Cubs Win! Cubs Win! Next Year Finally Arrives
I grew up the son of a Chicago born, life long Cubs fan. But I grew up in the Florida panhandle in the 50s and 60s. My first team was the NY Yankees. My first professional baseball game was a Yankees game at Yankee Stadium. I have fuzzy black and white photos taken from behind the Yankees dugout of Mickey Mantle, Roger Maris and Elston Howard.
But dad was a Cubs fan. He died 12/30/13 and is buried in his favorite Cubs jacket. He lived a tortured life, as most Cubs fans do. When we moved from Florida to Connecticut in the summer of 1967 my dad went a few months ahead of us while we finished out the school year. I will never forget the call we got from him one night, probably in May of that year, telling us he got a job playing first base for the New York Mets. Actually, it was first bass., as in tuba. You see, he was a Dixieland jazz musician and he’d been hired as a part of Joel Schiavone’s “Your Father’s Mustache”, a chain of Dixieland jazz night clubs throughout the Northeast. Besides playing in the night club in Pt. Pleasant New Jersey and Greenwich Village, he played with the band at Shea Stadium behind home plate at every Met’s home game that summer of ’67.
We joined dad in Milford, CT in June and I went to a lot of Mets games that summer. We hung out with the band behind home plate. We sat with Nancy Seaver and the rest of the player’s wives. There were always lots of empty seats. Before each game we got waited with the band in the Jet’s locker room, which was right next to the Met’s club house. We had access to talk to the players, get autographs and just hang out before the games. I was 12. It was a blast and a memory I will cherish forever.
Dad continued to study baseball stats and suffer with each passing Cubs season. Next year. It was always “we’ll get ‘em next year”.
When I moved to San Diego in the late 70s, I found myself driving around the county in a sales job and I had a lot of time to listen games on the radio with Tony Gwynn and the Padres and I became a Padres fan. I was a devoted fan and attended many games including the 1984 playoffs vs. the Cubs, (the most exciting playoff moment in my life was Steve Garvey poking a homer over the right field wall to win the series.) and both Padres World Series appearances; in 1984 vs. the Detroit Tigers and 1998 against the Yankees.

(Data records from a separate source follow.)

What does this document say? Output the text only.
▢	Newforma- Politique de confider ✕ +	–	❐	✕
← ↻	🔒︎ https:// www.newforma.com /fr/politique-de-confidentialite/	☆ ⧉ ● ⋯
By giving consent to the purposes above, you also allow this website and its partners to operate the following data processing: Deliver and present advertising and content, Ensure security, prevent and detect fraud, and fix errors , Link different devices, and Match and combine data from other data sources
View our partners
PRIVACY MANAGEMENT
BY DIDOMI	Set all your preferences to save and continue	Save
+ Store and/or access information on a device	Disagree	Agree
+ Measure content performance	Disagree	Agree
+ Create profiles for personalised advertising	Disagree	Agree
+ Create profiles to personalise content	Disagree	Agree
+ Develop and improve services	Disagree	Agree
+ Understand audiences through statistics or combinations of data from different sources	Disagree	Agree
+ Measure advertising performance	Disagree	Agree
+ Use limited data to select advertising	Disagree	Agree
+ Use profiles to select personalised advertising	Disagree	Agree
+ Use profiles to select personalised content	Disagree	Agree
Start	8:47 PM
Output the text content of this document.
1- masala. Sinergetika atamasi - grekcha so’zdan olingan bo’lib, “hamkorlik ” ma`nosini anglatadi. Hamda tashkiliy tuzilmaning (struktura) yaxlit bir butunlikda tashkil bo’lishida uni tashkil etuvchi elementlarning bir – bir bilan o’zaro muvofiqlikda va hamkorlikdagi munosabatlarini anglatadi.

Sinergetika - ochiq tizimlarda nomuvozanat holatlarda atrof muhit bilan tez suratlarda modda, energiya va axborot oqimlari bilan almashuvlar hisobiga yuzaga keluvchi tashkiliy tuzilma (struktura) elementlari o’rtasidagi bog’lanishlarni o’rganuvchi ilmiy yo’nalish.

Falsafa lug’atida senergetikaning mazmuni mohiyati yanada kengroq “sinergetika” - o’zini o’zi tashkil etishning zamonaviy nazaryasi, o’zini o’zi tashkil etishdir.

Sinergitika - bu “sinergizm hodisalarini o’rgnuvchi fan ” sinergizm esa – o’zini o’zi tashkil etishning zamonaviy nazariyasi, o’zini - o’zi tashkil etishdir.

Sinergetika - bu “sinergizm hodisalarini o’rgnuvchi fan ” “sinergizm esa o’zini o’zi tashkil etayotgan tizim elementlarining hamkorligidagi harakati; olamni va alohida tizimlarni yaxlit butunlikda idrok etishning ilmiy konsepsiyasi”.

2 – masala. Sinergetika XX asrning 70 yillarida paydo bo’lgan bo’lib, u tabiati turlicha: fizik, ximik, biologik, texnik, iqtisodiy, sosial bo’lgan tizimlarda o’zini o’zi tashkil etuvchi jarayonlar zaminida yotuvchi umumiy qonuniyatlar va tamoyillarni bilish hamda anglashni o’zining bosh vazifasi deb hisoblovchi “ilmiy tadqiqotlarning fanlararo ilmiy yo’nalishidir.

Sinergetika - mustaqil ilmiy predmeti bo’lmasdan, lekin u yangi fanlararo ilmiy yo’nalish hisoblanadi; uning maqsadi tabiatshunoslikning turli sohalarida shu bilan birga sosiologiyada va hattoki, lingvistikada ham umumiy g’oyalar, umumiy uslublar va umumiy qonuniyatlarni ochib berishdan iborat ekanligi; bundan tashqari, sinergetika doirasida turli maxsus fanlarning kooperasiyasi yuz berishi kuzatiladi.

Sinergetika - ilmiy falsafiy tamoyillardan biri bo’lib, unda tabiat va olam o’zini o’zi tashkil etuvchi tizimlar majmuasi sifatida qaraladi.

I got tickets for game 4 of the 1998 World Series
with the Padres being eliminated 4 games to none at Jack Murphy aka Qualcomm Stadium. We laugh in my family because I scored the tickets at work on game day and came home, and of course took my son to the game. This was much to the dismay of my daughter who was 7 at the time. As we drove off, she had a bit of a tantrum claiming; “I never get to go to the World Series”. As sad and sorry as I was about slighting her, we had to laugh at her reaction, joking that my dad was about 70 years old at the time, and he too had never gotten to go to a World Series game. We still laugh about it and I’m still paying for it.
with the Padres being eliminated 4 games to none at Jack Murphy aka Qualcomm Stadium. We laugh in my family because I scored the tickets at work on game day and came home, and of course took my son to the game. This was much to the dismay of my daughter who was 7 at the time. As we drove off, she had a bit of a tantrum claiming; “I never get to go to the World Series”. As sad and sorry as I was about slighting her, we had to laugh at her reaction, joking that my dad was about 70 years old at the time, and he too had never gotten to go to a World Series game. We still laugh about it and I’m still paying for it.
Since then, the Padres have been a terrible disappointment with their ownership not having the money or commitment to field a competitive team. They have a cycle. They are awful, but every few years their homegrown talent matures to the point where they start to be competitive, only to be traded away to wealthier, larger market teams as soon as they show promise. My dad hated the economic structure of MLB. He detested the way that large market teams had the money and could buy their way to championships. He especially hated George Steinbrenner.
Game 6 of The National League Championship series of 2003 was the straw that broke the camel’s back for my dad. For the first time since 1945, the Cubs were on the verge of winning the National League Championship. In the bottom of the 8th inning with the Cubs leading 3 games to 2 and one out, a life long Cubs fan named Steve Bartman reached out with a number of other fans for a foul ball, but it was Bartman who interfered with Moises Alou’s ability to catch the ball for what would have been the 2nd out. The Cubs were leading the game 3-0 and would have been 4 outs away from clinching the series and heading to the World Series. Instead, the Marlins went on to score 8 runs in the inning, winning the game 8-3. The Cubs were eliminated the next day. My father was despondent and switched his allegiance for the remainder of his days to the Boston Red Sox, after which he was immediately rewarded with the first of three world series championships in 2004.